So I have a homework question which I have no idea how to start.
Let $E_0$ be a dense subspace of the normed space $E$. Let $T_0:E_0 \rightarrow F$ be a bounded linear operator into the Banach space $F$.
(i) Show that $T_0$ can be uniquely extended to a bounded linear operator $T:E \rightarrow F$.
(ii) Prove that $\|T\| = \|T_0\|$.
Any hints would be much appreciated!
Best Answer
HINT: Imagine for a moment that an extension $T$ of $T_0$ exists and take $x\in E\setminus E_0$. Since $E_0$ is dense, you can approximate $x$ with a sequence $x_n\in E_0$. Since our "imaginary" operator $T$ is continuous, it must hold that $$\tag{1}Tx=\lim_{n\to \infty} T_0 x_n.$$ Now go back to reality, where $T$ does not exist yet. You need to construct it. The formula (1) gives you an obvious candidate, but you have to check that it makes sense at all points $x\in E$ and that it is independent of the choice of an approximating sequence $x_n$.
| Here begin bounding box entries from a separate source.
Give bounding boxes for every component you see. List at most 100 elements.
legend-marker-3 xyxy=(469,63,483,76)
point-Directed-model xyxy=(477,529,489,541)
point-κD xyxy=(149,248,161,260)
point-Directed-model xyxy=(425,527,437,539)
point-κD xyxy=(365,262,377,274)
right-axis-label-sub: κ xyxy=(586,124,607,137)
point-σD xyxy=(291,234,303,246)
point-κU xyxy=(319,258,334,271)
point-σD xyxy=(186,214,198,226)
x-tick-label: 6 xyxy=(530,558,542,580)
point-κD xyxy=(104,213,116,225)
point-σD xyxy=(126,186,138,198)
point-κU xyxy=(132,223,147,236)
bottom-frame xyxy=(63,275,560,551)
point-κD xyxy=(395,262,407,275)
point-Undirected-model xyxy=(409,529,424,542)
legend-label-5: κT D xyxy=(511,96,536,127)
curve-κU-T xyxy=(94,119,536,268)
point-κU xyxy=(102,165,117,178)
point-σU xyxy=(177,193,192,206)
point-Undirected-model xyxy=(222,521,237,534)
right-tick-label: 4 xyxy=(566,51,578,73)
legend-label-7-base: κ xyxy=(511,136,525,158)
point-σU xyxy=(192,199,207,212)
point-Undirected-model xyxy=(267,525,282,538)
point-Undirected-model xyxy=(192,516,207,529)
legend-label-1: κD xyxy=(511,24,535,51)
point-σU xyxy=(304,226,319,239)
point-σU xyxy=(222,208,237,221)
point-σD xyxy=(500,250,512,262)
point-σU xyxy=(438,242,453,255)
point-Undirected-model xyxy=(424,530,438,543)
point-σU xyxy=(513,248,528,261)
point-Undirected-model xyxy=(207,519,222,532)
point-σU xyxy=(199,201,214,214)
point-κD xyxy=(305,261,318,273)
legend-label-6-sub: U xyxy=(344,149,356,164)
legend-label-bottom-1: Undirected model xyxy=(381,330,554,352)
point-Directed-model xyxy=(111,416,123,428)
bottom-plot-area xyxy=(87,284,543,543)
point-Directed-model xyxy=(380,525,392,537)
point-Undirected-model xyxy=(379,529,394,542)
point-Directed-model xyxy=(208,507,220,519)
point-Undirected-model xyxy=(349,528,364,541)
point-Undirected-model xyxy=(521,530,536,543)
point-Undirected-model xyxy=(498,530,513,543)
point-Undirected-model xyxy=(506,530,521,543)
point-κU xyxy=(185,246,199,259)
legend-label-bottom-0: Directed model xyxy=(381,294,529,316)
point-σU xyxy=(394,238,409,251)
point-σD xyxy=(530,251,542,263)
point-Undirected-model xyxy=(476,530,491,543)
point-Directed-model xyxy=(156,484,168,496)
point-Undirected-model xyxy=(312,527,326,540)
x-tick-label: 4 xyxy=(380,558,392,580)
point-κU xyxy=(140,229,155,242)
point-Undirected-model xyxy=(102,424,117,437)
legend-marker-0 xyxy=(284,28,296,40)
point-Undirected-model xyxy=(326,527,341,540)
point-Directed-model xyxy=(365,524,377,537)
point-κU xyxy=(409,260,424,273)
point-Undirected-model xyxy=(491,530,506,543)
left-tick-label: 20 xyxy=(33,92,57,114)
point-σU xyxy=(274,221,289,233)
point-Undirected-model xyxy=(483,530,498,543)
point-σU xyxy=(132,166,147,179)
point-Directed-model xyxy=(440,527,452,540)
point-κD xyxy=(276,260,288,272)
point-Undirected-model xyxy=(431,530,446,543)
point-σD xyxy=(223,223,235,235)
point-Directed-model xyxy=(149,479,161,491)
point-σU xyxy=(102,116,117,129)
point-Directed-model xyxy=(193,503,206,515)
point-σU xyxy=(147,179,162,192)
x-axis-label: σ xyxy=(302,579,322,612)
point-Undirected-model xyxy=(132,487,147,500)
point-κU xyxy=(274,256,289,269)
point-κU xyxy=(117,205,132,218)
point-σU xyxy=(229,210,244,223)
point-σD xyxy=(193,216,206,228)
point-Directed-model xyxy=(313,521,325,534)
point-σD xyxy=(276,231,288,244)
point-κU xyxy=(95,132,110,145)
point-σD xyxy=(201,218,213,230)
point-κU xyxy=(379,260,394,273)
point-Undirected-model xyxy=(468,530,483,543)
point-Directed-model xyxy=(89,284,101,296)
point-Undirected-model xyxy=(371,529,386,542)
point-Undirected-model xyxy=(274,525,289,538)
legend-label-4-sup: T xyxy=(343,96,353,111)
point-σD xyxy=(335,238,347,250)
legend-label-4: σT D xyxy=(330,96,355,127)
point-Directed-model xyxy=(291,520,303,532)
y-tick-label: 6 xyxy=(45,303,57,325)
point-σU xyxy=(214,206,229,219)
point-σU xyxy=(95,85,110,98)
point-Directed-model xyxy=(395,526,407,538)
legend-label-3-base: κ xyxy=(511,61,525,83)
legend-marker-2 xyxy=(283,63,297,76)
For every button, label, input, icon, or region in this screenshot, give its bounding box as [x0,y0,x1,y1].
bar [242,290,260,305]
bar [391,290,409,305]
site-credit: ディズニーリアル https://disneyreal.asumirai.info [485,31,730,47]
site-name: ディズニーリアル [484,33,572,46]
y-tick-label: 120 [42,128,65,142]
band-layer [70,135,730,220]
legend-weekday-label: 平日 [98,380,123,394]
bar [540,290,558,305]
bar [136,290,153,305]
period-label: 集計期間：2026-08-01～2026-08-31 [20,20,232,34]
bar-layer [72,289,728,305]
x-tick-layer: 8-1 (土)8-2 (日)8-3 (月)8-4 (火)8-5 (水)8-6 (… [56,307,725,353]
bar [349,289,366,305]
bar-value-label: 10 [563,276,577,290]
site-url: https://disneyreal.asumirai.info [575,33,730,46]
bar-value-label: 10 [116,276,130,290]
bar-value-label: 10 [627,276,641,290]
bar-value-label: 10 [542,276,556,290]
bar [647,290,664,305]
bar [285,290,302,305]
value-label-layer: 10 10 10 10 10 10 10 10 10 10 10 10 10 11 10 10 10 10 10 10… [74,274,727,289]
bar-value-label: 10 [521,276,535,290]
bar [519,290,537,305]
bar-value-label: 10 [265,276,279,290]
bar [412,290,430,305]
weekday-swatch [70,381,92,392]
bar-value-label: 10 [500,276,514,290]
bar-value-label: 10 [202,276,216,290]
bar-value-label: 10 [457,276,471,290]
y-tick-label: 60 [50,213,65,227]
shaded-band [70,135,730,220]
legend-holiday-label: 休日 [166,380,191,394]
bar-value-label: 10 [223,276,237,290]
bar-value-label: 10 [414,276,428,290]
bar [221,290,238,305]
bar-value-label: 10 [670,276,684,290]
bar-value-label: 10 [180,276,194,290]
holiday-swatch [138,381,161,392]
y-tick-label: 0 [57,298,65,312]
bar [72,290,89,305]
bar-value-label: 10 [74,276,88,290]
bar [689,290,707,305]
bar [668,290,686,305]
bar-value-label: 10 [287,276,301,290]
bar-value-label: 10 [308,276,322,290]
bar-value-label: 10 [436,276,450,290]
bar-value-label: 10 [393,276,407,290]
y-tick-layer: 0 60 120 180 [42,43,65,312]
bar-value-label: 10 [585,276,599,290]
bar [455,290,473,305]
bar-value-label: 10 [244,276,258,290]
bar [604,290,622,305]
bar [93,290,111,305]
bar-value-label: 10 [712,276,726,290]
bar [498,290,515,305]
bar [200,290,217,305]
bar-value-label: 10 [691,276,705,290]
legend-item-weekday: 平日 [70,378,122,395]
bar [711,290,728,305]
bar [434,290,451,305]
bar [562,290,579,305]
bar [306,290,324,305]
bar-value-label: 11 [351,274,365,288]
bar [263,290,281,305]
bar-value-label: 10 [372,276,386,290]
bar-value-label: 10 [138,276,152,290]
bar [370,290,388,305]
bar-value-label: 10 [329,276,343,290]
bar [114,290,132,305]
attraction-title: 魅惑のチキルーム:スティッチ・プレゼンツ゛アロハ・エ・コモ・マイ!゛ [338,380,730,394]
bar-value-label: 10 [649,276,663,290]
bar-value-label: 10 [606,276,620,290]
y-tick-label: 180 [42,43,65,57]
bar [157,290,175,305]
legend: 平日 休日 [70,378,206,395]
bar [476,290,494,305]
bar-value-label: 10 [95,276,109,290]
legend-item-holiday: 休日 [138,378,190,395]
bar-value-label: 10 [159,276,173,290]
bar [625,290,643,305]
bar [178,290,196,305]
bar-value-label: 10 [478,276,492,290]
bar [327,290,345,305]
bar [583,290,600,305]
EDIT. Никита Васильев asked for more details in the comment section. Ok, here they are; we want (1) to be a consistent definition of an operator $T\colon E\to F$. For that, we need two things; first, the limit must exist, and second, if we choose another sequence $x_n'\in E_0$ such that $x_n'\to x$, then $$\tag{2} \lim_{n\to \infty} T_0x_n'= \lim_{n\to \infty} T_0 x_n.$$ To prove the first thing, we observe that the boundedness of $T_0$ gives $$ \lVert T_0x_n-T_0 x_m\lVert \le C\lVert x_n-x_m\rVert.$$ From this it immediately follows that $(T_0 x_n)$ is Cauchy, because $x_n$ is. And since $F$ is complete, this assures that the limit exists. To prove the second thing, we note that $$ \lVert T_0 x_n- T_0x_n'\lVert\le C\lVert x_n-x_n'\rVert; $$ now, since $x_n$ and $x_n'$ converge to the same limit, $\lVert x_n-x_n'\rVert\to 0$. We conclude that $\lVert T_0x_n-T_0x_n'\rVert\to 0$, which immediately implies (2).